Node.js (Server-Side Middleware)
const jwt = require('jsonwebtoken');
const secretKey = 'your_super_secret_key';
function authenticateToken(req, res, next) {
const authHeader = req.headers['authorization'];
const token = authHeader && authHeader.split(' ')[1]; // Bearer TOKEN
if (token == null) return res.sendStatus(401); // If there's no token
jwt.verify(token, secretKey, (err, user) => {
if (err) {
console.error('JWT Verification Error:', err.message);
return res.sendStatus(403); // If token is invalid or expired
}
req.user = user; // Attach user info to the request
next(); // Proceed to the next handler
});
}
// Apply this middleware to protected routes
// app.get('/api/protected-resource', authenticateToken, (req, res) => {
// res.json({ message: 'Access granted to protected resource!', user: req.user });
// });
Example 2: Using an API Key (Simple Token)
For simpler scenarios or internal services, a static API key can act as a token.
Client-Side: Sending an API Key
JavaScript (Client-Side Fetch API)
async function callApiWithApiKey(apiKey) {
const response = await fetch('/api/public-service', {
method: 'GET',
headers: {
'X-API-Key': apiKey,
'Content-Type': 'application/json'
}
});
if (!response.ok) {
throw new Error(`HTTP error! status: ${response.status}`);
}
return await response.json();
}
// Example usage:
const myApiKey = 'your_generated_api_key_here';
callApiWithApiKey(myApiKey)
.then(data => console.log('API Key Service Response:', data))

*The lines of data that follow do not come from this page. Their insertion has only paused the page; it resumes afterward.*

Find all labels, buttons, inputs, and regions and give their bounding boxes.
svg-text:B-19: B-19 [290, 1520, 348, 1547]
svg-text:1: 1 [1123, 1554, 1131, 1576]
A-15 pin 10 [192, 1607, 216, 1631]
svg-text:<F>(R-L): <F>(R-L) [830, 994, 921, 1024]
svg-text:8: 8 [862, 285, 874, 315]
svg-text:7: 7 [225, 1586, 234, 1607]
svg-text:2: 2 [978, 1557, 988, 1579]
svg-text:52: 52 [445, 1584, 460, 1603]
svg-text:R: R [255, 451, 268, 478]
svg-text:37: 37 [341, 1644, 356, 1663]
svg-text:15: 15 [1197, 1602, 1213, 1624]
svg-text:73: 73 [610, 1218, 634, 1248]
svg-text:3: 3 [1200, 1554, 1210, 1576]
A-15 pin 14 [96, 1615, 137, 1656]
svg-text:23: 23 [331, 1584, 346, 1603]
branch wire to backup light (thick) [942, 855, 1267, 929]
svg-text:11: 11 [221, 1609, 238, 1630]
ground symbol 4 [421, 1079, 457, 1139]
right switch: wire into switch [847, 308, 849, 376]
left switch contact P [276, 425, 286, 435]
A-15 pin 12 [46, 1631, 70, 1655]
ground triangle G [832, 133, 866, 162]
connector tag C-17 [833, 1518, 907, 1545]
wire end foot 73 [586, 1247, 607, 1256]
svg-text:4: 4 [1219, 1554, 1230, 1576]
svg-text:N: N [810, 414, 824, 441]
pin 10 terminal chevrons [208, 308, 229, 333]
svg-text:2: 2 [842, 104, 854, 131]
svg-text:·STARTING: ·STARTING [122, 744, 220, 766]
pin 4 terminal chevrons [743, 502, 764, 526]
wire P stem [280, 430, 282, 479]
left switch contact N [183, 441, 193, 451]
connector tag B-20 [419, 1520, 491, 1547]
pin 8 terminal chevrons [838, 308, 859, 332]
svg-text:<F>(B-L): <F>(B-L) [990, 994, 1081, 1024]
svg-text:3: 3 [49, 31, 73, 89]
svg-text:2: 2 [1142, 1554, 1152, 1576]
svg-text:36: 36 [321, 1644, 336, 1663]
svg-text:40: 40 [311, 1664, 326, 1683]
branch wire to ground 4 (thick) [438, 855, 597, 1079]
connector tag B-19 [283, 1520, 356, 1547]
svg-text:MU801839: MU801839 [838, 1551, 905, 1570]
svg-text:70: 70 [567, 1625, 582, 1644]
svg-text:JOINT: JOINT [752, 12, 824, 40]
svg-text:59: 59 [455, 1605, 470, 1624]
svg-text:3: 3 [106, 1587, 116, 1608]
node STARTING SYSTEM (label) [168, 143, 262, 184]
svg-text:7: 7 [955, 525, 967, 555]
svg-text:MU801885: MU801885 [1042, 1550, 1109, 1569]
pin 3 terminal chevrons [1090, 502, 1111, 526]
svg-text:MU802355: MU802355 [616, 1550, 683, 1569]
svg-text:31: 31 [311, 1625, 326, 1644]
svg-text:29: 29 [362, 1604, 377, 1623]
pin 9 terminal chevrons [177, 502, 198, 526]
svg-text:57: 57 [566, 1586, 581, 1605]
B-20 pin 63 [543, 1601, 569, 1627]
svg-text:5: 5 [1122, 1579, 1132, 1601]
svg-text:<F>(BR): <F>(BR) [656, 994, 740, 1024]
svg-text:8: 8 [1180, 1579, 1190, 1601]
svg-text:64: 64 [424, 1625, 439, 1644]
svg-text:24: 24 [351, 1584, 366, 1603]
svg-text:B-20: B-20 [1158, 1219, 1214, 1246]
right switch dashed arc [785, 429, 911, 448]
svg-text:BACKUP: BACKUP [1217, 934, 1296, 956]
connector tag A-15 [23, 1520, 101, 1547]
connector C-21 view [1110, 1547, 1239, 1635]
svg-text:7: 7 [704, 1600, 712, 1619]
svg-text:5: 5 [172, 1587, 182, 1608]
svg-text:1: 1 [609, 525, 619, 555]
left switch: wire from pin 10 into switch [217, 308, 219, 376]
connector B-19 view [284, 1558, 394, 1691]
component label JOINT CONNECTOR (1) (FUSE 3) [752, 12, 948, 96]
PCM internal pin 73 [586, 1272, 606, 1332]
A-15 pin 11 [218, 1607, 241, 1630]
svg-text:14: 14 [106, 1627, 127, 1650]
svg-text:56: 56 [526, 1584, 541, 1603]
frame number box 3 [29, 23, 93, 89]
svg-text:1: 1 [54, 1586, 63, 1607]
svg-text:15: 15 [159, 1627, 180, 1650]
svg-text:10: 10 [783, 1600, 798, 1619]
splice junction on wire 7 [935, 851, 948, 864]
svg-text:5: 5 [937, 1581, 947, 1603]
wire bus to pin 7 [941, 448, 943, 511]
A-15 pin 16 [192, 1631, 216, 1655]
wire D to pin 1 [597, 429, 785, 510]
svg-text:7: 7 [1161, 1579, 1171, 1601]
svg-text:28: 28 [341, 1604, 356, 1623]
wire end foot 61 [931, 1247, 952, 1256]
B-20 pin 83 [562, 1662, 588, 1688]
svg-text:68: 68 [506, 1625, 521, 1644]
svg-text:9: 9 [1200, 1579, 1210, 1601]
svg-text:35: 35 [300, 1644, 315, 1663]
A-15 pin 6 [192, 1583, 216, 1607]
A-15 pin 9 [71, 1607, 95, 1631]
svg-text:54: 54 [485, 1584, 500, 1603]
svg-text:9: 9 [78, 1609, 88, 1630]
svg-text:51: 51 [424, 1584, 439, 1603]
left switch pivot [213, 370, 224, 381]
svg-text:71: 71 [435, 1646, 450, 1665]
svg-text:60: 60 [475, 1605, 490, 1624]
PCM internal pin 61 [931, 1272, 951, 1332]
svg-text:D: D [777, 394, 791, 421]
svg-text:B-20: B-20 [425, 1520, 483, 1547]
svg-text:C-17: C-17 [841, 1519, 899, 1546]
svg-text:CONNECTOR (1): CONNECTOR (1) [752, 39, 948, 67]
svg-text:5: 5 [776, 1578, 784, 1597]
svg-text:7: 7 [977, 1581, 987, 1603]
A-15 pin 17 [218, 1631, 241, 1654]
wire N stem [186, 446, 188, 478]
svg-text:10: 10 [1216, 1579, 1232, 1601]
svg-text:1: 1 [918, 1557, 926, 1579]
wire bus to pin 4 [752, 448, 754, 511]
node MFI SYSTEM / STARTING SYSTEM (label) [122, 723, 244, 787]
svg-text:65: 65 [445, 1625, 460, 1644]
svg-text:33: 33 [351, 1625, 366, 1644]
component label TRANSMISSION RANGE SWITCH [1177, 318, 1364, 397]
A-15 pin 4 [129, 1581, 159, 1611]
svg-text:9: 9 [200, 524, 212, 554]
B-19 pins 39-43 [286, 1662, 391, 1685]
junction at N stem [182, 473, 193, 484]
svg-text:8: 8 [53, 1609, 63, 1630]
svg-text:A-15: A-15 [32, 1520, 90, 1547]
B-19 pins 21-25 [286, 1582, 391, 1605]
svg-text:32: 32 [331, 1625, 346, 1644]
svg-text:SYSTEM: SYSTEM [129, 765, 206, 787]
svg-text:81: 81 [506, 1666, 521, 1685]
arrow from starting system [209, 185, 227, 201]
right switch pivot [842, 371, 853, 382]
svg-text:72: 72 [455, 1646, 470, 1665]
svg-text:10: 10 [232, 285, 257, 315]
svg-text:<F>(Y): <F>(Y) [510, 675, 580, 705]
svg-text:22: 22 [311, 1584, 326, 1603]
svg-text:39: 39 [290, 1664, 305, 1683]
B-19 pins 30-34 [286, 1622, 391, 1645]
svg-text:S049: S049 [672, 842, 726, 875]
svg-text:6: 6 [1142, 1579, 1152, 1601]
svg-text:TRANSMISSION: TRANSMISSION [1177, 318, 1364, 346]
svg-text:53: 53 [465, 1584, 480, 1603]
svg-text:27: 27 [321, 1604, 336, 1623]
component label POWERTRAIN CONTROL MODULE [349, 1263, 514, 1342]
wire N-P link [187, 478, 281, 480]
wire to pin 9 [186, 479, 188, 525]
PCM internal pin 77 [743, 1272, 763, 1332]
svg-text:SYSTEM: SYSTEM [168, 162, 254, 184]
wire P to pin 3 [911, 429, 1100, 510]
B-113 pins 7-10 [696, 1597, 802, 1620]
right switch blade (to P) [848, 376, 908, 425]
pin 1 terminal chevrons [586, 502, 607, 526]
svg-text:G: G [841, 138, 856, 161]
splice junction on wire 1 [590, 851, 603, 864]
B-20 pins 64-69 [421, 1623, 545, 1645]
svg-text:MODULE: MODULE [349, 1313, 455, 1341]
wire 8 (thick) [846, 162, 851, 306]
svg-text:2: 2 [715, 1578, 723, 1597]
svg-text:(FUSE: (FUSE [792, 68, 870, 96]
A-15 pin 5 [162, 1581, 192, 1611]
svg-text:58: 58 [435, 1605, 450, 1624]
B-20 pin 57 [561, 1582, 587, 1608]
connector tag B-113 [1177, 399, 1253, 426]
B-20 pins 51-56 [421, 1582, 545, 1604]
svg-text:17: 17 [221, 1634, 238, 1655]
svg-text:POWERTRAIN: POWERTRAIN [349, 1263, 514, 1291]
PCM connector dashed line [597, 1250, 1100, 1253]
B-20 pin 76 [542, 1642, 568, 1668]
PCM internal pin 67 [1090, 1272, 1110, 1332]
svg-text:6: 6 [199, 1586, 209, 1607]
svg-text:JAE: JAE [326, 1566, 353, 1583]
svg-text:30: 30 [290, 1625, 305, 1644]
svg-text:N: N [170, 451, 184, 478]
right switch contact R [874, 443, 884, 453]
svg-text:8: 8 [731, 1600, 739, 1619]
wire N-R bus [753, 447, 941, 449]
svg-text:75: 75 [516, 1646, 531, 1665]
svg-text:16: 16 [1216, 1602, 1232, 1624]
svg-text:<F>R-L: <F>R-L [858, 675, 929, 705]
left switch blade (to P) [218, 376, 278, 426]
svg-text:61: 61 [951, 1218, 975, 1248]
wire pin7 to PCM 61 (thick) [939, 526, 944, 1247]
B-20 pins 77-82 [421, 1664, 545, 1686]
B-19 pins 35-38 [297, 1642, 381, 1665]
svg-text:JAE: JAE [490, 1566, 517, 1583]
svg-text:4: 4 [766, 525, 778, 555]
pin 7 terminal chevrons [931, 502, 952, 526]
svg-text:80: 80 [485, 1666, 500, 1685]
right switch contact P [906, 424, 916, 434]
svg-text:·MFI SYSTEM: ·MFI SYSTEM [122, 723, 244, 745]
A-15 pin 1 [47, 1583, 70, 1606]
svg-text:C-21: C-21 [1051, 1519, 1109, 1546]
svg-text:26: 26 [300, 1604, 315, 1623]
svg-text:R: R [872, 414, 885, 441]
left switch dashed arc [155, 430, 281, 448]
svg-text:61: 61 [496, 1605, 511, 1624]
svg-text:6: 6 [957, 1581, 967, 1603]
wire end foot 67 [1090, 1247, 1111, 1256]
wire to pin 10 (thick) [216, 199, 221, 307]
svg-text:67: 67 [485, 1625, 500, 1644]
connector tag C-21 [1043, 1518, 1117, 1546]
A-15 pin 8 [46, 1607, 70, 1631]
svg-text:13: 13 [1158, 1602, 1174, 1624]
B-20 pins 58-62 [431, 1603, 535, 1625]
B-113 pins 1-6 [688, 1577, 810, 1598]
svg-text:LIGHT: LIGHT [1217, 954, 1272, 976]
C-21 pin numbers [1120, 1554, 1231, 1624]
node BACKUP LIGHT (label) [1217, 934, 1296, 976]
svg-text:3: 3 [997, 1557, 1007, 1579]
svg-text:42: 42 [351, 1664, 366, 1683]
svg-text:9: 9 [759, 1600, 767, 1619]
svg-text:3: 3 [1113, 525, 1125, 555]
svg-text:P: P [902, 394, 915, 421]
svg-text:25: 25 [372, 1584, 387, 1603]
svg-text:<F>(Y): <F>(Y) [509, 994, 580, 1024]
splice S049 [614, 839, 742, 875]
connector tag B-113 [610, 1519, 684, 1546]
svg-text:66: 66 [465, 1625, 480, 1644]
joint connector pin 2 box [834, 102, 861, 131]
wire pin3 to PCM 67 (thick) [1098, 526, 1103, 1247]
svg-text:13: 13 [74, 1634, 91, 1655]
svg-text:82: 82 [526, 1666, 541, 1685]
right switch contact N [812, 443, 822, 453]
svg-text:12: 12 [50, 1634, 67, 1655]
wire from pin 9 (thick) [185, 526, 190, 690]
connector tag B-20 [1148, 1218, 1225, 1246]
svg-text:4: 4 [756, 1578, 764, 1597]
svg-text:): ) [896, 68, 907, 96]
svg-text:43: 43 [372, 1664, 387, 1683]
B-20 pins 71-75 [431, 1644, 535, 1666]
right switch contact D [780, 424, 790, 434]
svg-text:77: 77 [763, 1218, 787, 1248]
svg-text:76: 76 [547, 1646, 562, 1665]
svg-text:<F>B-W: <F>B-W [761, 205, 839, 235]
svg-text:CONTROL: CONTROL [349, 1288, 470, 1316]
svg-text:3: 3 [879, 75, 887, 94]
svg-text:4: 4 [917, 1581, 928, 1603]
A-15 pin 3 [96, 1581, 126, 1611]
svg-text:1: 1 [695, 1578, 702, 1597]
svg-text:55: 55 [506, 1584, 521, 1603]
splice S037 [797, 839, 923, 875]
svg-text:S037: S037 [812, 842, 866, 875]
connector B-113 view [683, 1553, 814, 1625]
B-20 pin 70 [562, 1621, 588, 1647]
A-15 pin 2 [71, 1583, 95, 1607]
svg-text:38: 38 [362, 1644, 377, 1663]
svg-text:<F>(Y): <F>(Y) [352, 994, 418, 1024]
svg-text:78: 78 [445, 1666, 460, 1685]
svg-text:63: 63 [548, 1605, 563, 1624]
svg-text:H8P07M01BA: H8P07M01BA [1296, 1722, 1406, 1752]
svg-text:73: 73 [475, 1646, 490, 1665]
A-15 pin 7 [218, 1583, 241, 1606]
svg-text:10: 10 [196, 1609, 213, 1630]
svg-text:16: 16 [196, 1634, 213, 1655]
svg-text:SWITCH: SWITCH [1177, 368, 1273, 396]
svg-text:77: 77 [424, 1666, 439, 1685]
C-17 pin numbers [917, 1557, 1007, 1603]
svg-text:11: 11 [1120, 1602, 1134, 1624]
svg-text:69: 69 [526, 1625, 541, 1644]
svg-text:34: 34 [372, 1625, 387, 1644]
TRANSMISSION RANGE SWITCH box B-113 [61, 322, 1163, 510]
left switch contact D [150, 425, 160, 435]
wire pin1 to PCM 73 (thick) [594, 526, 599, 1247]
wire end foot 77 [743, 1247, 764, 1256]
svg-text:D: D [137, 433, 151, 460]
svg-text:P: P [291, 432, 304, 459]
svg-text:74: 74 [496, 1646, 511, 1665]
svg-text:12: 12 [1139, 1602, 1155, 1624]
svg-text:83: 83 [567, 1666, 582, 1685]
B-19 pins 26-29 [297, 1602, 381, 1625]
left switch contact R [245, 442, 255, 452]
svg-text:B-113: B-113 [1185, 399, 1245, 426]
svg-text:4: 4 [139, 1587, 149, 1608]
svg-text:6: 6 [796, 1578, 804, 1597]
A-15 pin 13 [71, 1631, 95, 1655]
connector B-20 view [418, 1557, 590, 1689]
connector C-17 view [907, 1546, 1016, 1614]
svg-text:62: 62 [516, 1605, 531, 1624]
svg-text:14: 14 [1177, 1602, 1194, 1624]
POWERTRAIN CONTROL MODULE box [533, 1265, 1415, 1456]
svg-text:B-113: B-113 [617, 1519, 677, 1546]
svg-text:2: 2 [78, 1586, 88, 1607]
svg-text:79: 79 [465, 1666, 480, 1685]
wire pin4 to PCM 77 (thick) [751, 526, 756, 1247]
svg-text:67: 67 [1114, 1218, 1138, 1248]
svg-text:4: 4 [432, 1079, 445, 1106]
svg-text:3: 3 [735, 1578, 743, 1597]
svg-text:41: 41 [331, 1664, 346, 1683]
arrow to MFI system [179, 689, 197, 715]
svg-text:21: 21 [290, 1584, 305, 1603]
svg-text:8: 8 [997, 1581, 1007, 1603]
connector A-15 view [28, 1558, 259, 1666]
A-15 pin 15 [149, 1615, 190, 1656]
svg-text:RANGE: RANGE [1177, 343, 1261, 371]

.catch(error => console.error('Error calling API:', error));
Server-Side: Validating an API Key
The server checks if the provided API key is valid and authorized.
Node.js (Server-Side Middleware)
const validApiKeys = ['your_generated_api_key_here', 'another_valid_key']; // In real app, use a secure store
function validateApiKey(req, res, next) {
const apiKey = req.headers['x-api-key'];
if (!apiKey || !validApiKeys.includes(apiKey)) {
return res.status(401).json({ message: 'Invalid or missing API Key.' });
}
next();
}
// Apply this middleware to routes requiring API key authentication
// app.get('/api/public-service', validateApiKey, (req, res) => {
// res.json({ message: 'API Key accepted! Access granted to public service.' });
// });
Best Practices
- Secure Your Secret Key: If using JWTs, keep your secret key confidential and use strong, unique keys. Do not hardcode them in client-side code.
- Token Expiration: Set reasonable expiration times for your tokens to limit the window of exposure if a token is compromised.
- HTTPS: Always transmit tokens over HTTPS to prevent eavesdropping.
- Token Storage: On the client-side, store tokens securely. Consider HttpOnly cookies for web applications or secure storage mechanisms for mobile apps.
- Refresh Tokens: For longer-lived sessions, implement refresh tokens to obtain new access tokens without requiring the user to re-login frequently.
- Revocation: For critical applications, consider implementing token revocation mechanisms, though this can add complexity to stateless systems.